Woman bungy jumping. Photo "Bungy Jump in Queenstown" by Staffan Anderson -

woman bungy jumping - contractions

What are Contractions?

Contractions are two words that are joined by an apostrophe. Examples:

  • It’s (for it is)
  • I’ll (for I will)
  • She’ll (for She will)
  • We’ll (for We will)
  • They’ll (for they will).

Writers, speakers, knowledge workers . . . cannot join any two words with an apostrophe. Instead, convention dictates that only a certain number of words can be joined as contractions.

Wikipedia provides an exhaustive list of English contractions.

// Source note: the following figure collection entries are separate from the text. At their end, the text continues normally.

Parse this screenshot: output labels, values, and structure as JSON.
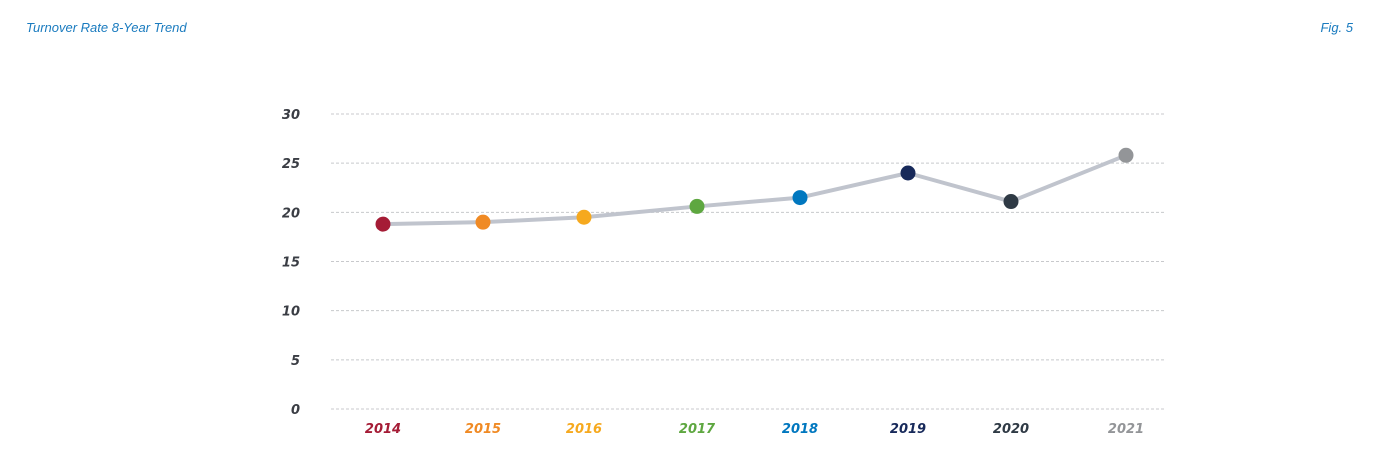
{
  "header": {
    "title": "Turnover Rate 8-Year Trend",
    "figure": "Fig. 5"
  },
  "chart_data": {
    "type": "line",
    "title": "",
    "xlabel": "",
    "ylabel": "",
    "ylim": [
      0,
      30
    ],
    "yticks": [
      0,
      5,
      10,
      15,
      20,
      25,
      30
    ],
    "grid": true,
    "grid_style": "dashed",
    "line_color": "#c0c4cd",
    "categories": [
      "2014",
      "2015",
      "2016",
      "2017",
      "2018",
      "2019",
      "2020",
      "2021"
    ],
    "values": [
      18.8,
      19.0,
      19.5,
      20.6,
      21.5,
      24.0,
      21.1,
      25.8
    ],
    "point_colors": [
      "#a51c36",
      "#f08a24",
      "#f6a91e",
      "#5ea740",
      "#0077bf",
      "#17295a",
      "#2f3a45",
      "#939598"
    ]
  }
}
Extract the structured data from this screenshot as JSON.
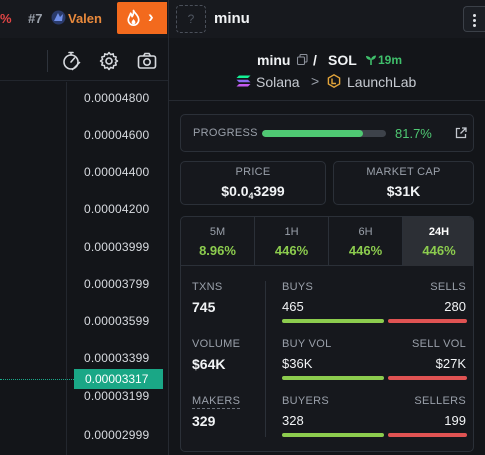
{
  "topbar": {
    "ticker_change": "%",
    "ticker_rank": "#7",
    "ticker_name": "Valen",
    "hot_button_icon": "fire-icon",
    "hot_chevron": "›",
    "token_image_placeholder": "?",
    "token_title": "minu",
    "more_menu_icon": "vertical-dots-icon"
  },
  "chart": {
    "tools": [
      "measure-icon",
      "settings-gear-icon",
      "camera-icon"
    ],
    "price_ticks": [
      "0.00004800",
      "0.00004600",
      "0.00004400",
      "0.00004200",
      "0.00003999",
      "0.00003799",
      "0.00003599",
      "0.00003399",
      "0.00003199",
      "0.00002999"
    ],
    "current_price_tag": "0.00003317",
    "accent_color": "#1aa786"
  },
  "token": {
    "symbol": "minu",
    "separator": "/",
    "quote": "SOL",
    "age": "19m",
    "chain": "Solana",
    "breadcrumb_separator": ">",
    "launchpad": "LaunchLab"
  },
  "progress": {
    "label": "PROGRESS",
    "value_text": "81.7%",
    "fraction": 0.817,
    "color": "#4fc873"
  },
  "price": {
    "label": "PRICE",
    "prefix": "$0.0",
    "zeros": "4",
    "digits": "3299"
  },
  "market_cap": {
    "label": "MARKET CAP",
    "value": "$31K"
  },
  "timeframes": [
    {
      "label": "5M",
      "change": "8.96%"
    },
    {
      "label": "1H",
      "change": "446%"
    },
    {
      "label": "6H",
      "change": "446%"
    },
    {
      "label": "24H",
      "change": "446%"
    }
  ],
  "stats": {
    "txns_label": "TXNS",
    "txns": "745",
    "volume_label": "VOLUME",
    "volume": "$64K",
    "makers_label": "MAKERS",
    "makers": "329",
    "buys_label": "BUYS",
    "buys": "465",
    "sells_label": "SELLS",
    "sells": "280",
    "buy_vol_label": "BUY VOL",
    "buy_vol": "$36K",
    "sell_vol_label": "SELL VOL",
    "sell_vol": "$27K",
    "buyers_label": "BUYERS",
    "buyers": "328",
    "sellers_label": "SELLERS",
    "sellers": "199",
    "buy_color": "#8ccc4e",
    "sell_color": "#e05353"
  }
}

Related Concepts: Diction; Punctuation; Register

Why Do Contractions Matter?

Contractions are used intimate, informal and semi formal occasions (see diction & rhetorical reasoning).

Use of contractions creates an informal tone, voice, and persona.

Contractions may also facilitate brevity, simplicity, and clarity, which are highly prized elements of style.

When Should I Use Contractions?

The presence or absence of contractions in a text is a measure of diction: you should use contractions only in intimate, informal, and semiformal rhetorical situations.

If you use contractions to communicate in formal situations, your readers, listeners, users . . . may infer that you tone, voice, or persona are not respectful or professional.